If I were living in Memphis, it would be hard to say that I want to support the basketball team. I don't see any commitment to winning. I thought Minnesota did a great job taking Mike Miller off the Grizzlies' hands, with the result that the Timberwolves are one of the teams that got better. You can't give guys like that away. This might be the worst team in the league.

The key guy in that Miller trade was O.J. Mayo. The first time I saw him [in the summer league] I was a little bit disappointed -- I was expecting a better athlete. I don't see him becoming a real star. He plays smooth, like he's been in the league for a while, and I like that about him. But I don't see a whole lot of superior athleticism. In any case, it might be a year before he figures out who he's going to be in the league, and hopefully they don't put too much pressure on him to carry the team.

Rudy Gay looks like he's going to have a bright future. He's still a guy who is trying to discover himself in the league. He runs the floor really well, and he has a pretty good first step. He's a little streaky, but he can score in a variety of ways. Is he a future star? On a good team, that would mean he is the kind of player who makes his teammate better. He's too young yet to establish that part of his game.

I always thought of Marc Iavaroni as a good, prepared coach who was into it the entire game. It's a hard thing when you're dealt a hand like he has in Memphis. He demands a lot of himself and carries it over to the players, and they should see that coach is not giving up on us.

They have a mixed bag at point guard. My first impression is that Mike Conley looks like an ordinary small guard, but the truth is you can't judge that position after one year. Javaris Crittenton has good size and is a pretty good defender.
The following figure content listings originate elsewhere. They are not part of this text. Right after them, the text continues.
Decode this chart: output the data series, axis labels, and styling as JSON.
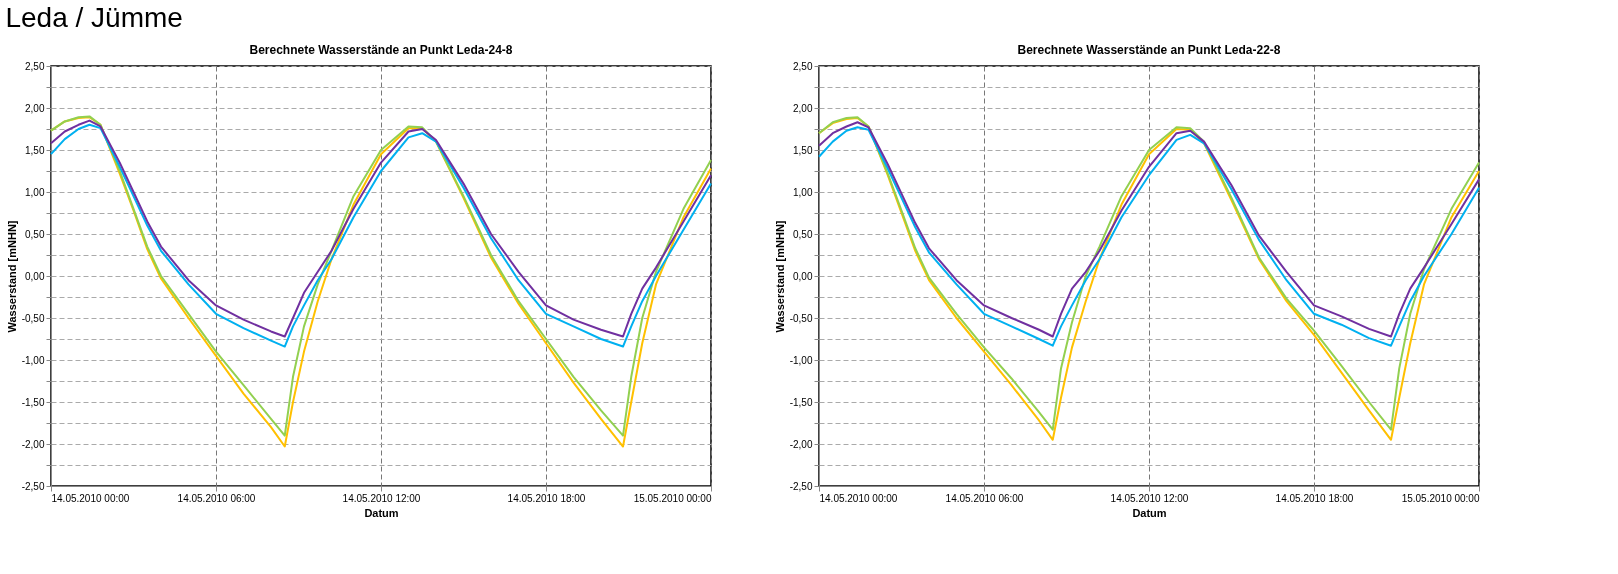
{
  "chart_data": [
    {
      "type": "line",
      "title": "Berechnete Wasserstände an Punkt Leda-24-8",
      "annotations": [
        "Leda / Jümme"
      ],
      "xlabel": "Datum",
      "ylabel": "Wasserstand [mNHN]",
      "grid": true,
      "legend": false,
      "line_style": "solid",
      "x": [
        "2010-05-14T00:00",
        "2010-05-14T00:30",
        "2010-05-14T01:00",
        "2010-05-14T01:24",
        "2010-05-14T01:48",
        "2010-05-14T02:30",
        "2010-05-14T03:00",
        "2010-05-14T03:30",
        "2010-05-14T04:00",
        "2010-05-14T05:00",
        "2010-05-14T06:00",
        "2010-05-14T07:00",
        "2010-05-14T08:00",
        "2010-05-14T08:30",
        "2010-05-14T08:48",
        "2010-05-14T09:12",
        "2010-05-14T09:42",
        "2010-05-14T10:12",
        "2010-05-14T11:00",
        "2010-05-14T12:00",
        "2010-05-14T13:00",
        "2010-05-14T13:30",
        "2010-05-14T14:00",
        "2010-05-14T15:00",
        "2010-05-14T16:00",
        "2010-05-14T17:00",
        "2010-05-14T18:00",
        "2010-05-14T19:00",
        "2010-05-14T20:00",
        "2010-05-14T20:48",
        "2010-05-14T21:06",
        "2010-05-14T21:30",
        "2010-05-14T22:00",
        "2010-05-14T23:00",
        "2010-05-15T00:00"
      ],
      "xlim": [
        "2010-05-14T00:00",
        "2010-05-15T00:00"
      ],
      "xticks": [
        {
          "value": "2010-05-14T00:00",
          "label": "14.05.2010 00:00"
        },
        {
          "value": "2010-05-14T06:00",
          "label": "14.05.2010 06:00"
        },
        {
          "value": "2010-05-14T12:00",
          "label": "14.05.2010 12:00"
        },
        {
          "value": "2010-05-14T18:00",
          "label": "14.05.2010 18:00"
        },
        {
          "value": "2010-05-15T00:00",
          "label": "15.05.2010 00:00"
        }
      ],
      "ylim": [
        -2.5,
        2.5
      ],
      "yticks": [
        {
          "value": -2.5,
          "label": "-2,50"
        },
        {
          "value": -2.25,
          "label": null
        },
        {
          "value": -2,
          "label": "-2,00"
        },
        {
          "value": -1.75,
          "label": null
        },
        {
          "value": -1.5,
          "label": "-1,50"
        },
        {
          "value": -1.25,
          "label": null
        },
        {
          "value": -1,
          "label": "-1,00"
        },
        {
          "value": -0.75,
          "label": null
        },
        {
          "value": -0.5,
          "label": "-0,50"
        },
        {
          "value": -0.25,
          "label": null
        },
        {
          "value": 0,
          "label": "0,00"
        },
        {
          "value": 0.25,
          "label": null
        },
        {
          "value": 0.5,
          "label": "0,50"
        },
        {
          "value": 0.75,
          "label": null
        },
        {
          "value": 1,
          "label": "1,00"
        },
        {
          "value": 1.25,
          "label": null
        },
        {
          "value": 1.5,
          "label": "1,50"
        },
        {
          "value": 1.75,
          "label": null
        },
        {
          "value": 2,
          "label": "2,00"
        },
        {
          "value": 2.25,
          "label": null
        },
        {
          "value": 2.5,
          "label": "2,50"
        }
      ],
      "series": [
        {
          "color": "#ffc000",
          "values": [
            1.73,
            1.84,
            1.88,
            1.89,
            1.8,
            1.22,
            0.78,
            0.32,
            -0.03,
            -0.5,
            -0.95,
            -1.4,
            -1.8,
            -2.03,
            -1.5,
            -0.9,
            -0.3,
            0.2,
            0.85,
            1.45,
            1.76,
            1.76,
            1.6,
            0.93,
            0.22,
            -0.33,
            -0.8,
            -1.27,
            -1.7,
            -2.03,
            -1.5,
            -0.8,
            -0.1,
            0.7,
            1.28
          ]
        },
        {
          "color": "#92d050",
          "values": [
            1.73,
            1.84,
            1.89,
            1.9,
            1.8,
            1.25,
            0.8,
            0.35,
            0.0,
            -0.45,
            -0.9,
            -1.3,
            -1.7,
            -1.9,
            -1.2,
            -0.6,
            -0.1,
            0.3,
            0.95,
            1.5,
            1.78,
            1.77,
            1.6,
            0.95,
            0.25,
            -0.3,
            -0.75,
            -1.2,
            -1.6,
            -1.9,
            -1.2,
            -0.5,
            0.05,
            0.8,
            1.38
          ]
        },
        {
          "color": "#00b0f0",
          "values": [
            1.45,
            1.63,
            1.75,
            1.8,
            1.76,
            1.3,
            0.95,
            0.6,
            0.3,
            -0.1,
            -0.45,
            -0.62,
            -0.77,
            -0.84,
            -0.6,
            -0.35,
            -0.05,
            0.2,
            0.7,
            1.25,
            1.65,
            1.7,
            1.6,
            1.05,
            0.45,
            -0.05,
            -0.45,
            -0.6,
            -0.75,
            -0.84,
            -0.6,
            -0.3,
            0.0,
            0.55,
            1.1
          ]
        },
        {
          "color": "#7030a0",
          "values": [
            1.58,
            1.72,
            1.8,
            1.85,
            1.78,
            1.35,
            1.0,
            0.65,
            0.35,
            -0.05,
            -0.35,
            -0.52,
            -0.66,
            -0.72,
            -0.5,
            -0.2,
            0.05,
            0.3,
            0.8,
            1.35,
            1.72,
            1.75,
            1.62,
            1.1,
            0.5,
            0.05,
            -0.35,
            -0.52,
            -0.64,
            -0.72,
            -0.45,
            -0.15,
            0.1,
            0.65,
            1.2
          ]
        }
      ]
    },
    {
      "type": "line",
      "title": "Berechnete Wasserstände an Punkt Leda-22-8",
      "xlabel": "Datum",
      "ylabel": "Wasserstand [mNHN]",
      "grid": true,
      "legend": false,
      "line_style": "solid",
      "x": [
        "2010-05-14T00:00",
        "2010-05-14T00:30",
        "2010-05-14T01:00",
        "2010-05-14T01:24",
        "2010-05-14T01:48",
        "2010-05-14T02:30",
        "2010-05-14T03:00",
        "2010-05-14T03:30",
        "2010-05-14T04:00",
        "2010-05-14T05:00",
        "2010-05-14T06:00",
        "2010-05-14T07:00",
        "2010-05-14T08:00",
        "2010-05-14T08:30",
        "2010-05-14T08:48",
        "2010-05-14T09:12",
        "2010-05-14T09:42",
        "2010-05-14T10:12",
        "2010-05-14T11:00",
        "2010-05-14T12:00",
        "2010-05-14T13:00",
        "2010-05-14T13:30",
        "2010-05-14T14:00",
        "2010-05-14T15:00",
        "2010-05-14T16:00",
        "2010-05-14T17:00",
        "2010-05-14T18:00",
        "2010-05-14T19:00",
        "2010-05-14T20:00",
        "2010-05-14T20:48",
        "2010-05-14T21:06",
        "2010-05-14T21:30",
        "2010-05-14T22:00",
        "2010-05-14T23:00",
        "2010-05-15T00:00"
      ],
      "xlim": [
        "2010-05-14T00:00",
        "2010-05-15T00:00"
      ],
      "xticks": [
        {
          "value": "2010-05-14T00:00",
          "label": "14.05.2010 00:00"
        },
        {
          "value": "2010-05-14T06:00",
          "label": "14.05.2010 06:00"
        },
        {
          "value": "2010-05-14T12:00",
          "label": "14.05.2010 12:00"
        },
        {
          "value": "2010-05-14T18:00",
          "label": "14.05.2010 18:00"
        },
        {
          "value": "2010-05-15T00:00",
          "label": "15.05.2010 00:00"
        }
      ],
      "ylim": [
        -2.5,
        2.5
      ],
      "yticks": [
        {
          "value": -2.5,
          "label": "-2,50"
        },
        {
          "value": -2.25,
          "label": null
        },
        {
          "value": -2,
          "label": "-2,00"
        },
        {
          "value": -1.75,
          "label": null
        },
        {
          "value": -1.5,
          "label": "-1,50"
        },
        {
          "value": -1.25,
          "label": null
        },
        {
          "value": -1,
          "label": "-1,00"
        },
        {
          "value": -0.75,
          "label": null
        },
        {
          "value": -0.5,
          "label": "-0,50"
        },
        {
          "value": -0.25,
          "label": null
        },
        {
          "value": 0,
          "label": "0,00"
        },
        {
          "value": 0.25,
          "label": null
        },
        {
          "value": 0.5,
          "label": "0,50"
        },
        {
          "value": 0.75,
          "label": null
        },
        {
          "value": 1,
          "label": "1,00"
        },
        {
          "value": 1.25,
          "label": null
        },
        {
          "value": 1.5,
          "label": "1,50"
        },
        {
          "value": 1.75,
          "label": null
        },
        {
          "value": 2,
          "label": "2,00"
        },
        {
          "value": 2.25,
          "label": null
        },
        {
          "value": 2.5,
          "label": "2,50"
        }
      ],
      "series": [
        {
          "color": "#ffc000",
          "values": [
            1.7,
            1.82,
            1.87,
            1.88,
            1.78,
            1.2,
            0.75,
            0.3,
            -0.05,
            -0.5,
            -0.9,
            -1.3,
            -1.72,
            -1.95,
            -1.45,
            -0.85,
            -0.3,
            0.2,
            0.85,
            1.45,
            1.75,
            1.74,
            1.58,
            0.9,
            0.2,
            -0.3,
            -0.7,
            -1.15,
            -1.6,
            -1.95,
            -1.45,
            -0.8,
            -0.1,
            0.7,
            1.25
          ]
        },
        {
          "color": "#92d050",
          "values": [
            1.7,
            1.83,
            1.88,
            1.89,
            1.78,
            1.22,
            0.78,
            0.33,
            -0.02,
            -0.45,
            -0.85,
            -1.22,
            -1.62,
            -1.83,
            -1.1,
            -0.55,
            0.0,
            0.35,
            0.95,
            1.5,
            1.77,
            1.76,
            1.6,
            0.93,
            0.22,
            -0.27,
            -0.65,
            -1.07,
            -1.5,
            -1.83,
            -1.1,
            -0.45,
            0.08,
            0.8,
            1.35
          ]
        },
        {
          "color": "#00b0f0",
          "values": [
            1.42,
            1.6,
            1.73,
            1.77,
            1.74,
            1.28,
            0.93,
            0.58,
            0.28,
            -0.1,
            -0.45,
            -0.6,
            -0.75,
            -0.83,
            -0.6,
            -0.35,
            -0.05,
            0.2,
            0.7,
            1.2,
            1.62,
            1.68,
            1.58,
            1.03,
            0.43,
            -0.05,
            -0.45,
            -0.58,
            -0.74,
            -0.83,
            -0.6,
            -0.3,
            0.0,
            0.5,
            1.05
          ]
        },
        {
          "color": "#7030a0",
          "values": [
            1.55,
            1.7,
            1.78,
            1.83,
            1.77,
            1.33,
            0.98,
            0.63,
            0.33,
            -0.05,
            -0.35,
            -0.5,
            -0.64,
            -0.72,
            -0.45,
            -0.15,
            0.05,
            0.3,
            0.78,
            1.3,
            1.7,
            1.73,
            1.6,
            1.08,
            0.48,
            0.05,
            -0.35,
            -0.48,
            -0.63,
            -0.72,
            -0.45,
            -0.15,
            0.1,
            0.62,
            1.15
          ]
        }
      ]
    }
  ]
}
But I wouldn't say he's a good shooter, and I don't know if he's a true point guard. Kyle Lowry is another small point guard, and I just think those guys have trouble. It's hard for guys his size, when they get into the paint, to see everything and make plays. Lowry is not a great shooter. If you're a bigger guard, you can guard a smaller guy who can't shoot -- you back off, and when he pulls up, you block or alter his shot.

I haven't seen a whole lot of willingness from Darko Milicic to compete every night, and that's the key to everything. Does he want to be a player in the league, or does he want to be a "potential guy"? I don't think it's necessarily the coach's responsibility to bring that out in him. Milicic's ineffectiveness should give more opportunities for Marc Gasol, a rookie with excellent length ...

I can't tell you what has happened to Antoine Walker the last few years. He is today a streaky, spot-up big man who can shoot threes. He has lost a lot in his game. He used to have just enough hops to get up high to score; now it seems like he's on the ground a lot. He is not a consistent shooter. So what do you do with him? The way this team is structured, I would doubt that he's going to get a lot of minutes while they're trying to develop their younger guys.

Hakim Warrick is an athletic, young big man who is going to have to develop more of a half-court game. He's a decent shooter who is better in the open court, but he needs to get stronger.

On a good playoff team, only three Grizzlies would be in the rotation: Gay, Warrick and Quinton Ross, for his defense and ability to make shots. Ross is a complementary player, but he's reliable. Down the road, they should develop Mayo to be that kind of player as well as Gasol, who looked OK in the Olympics.

The best thing going for the Grizzlies is that teams will overlook them and come out flat against them. They're probably playing for the No. 1 pick.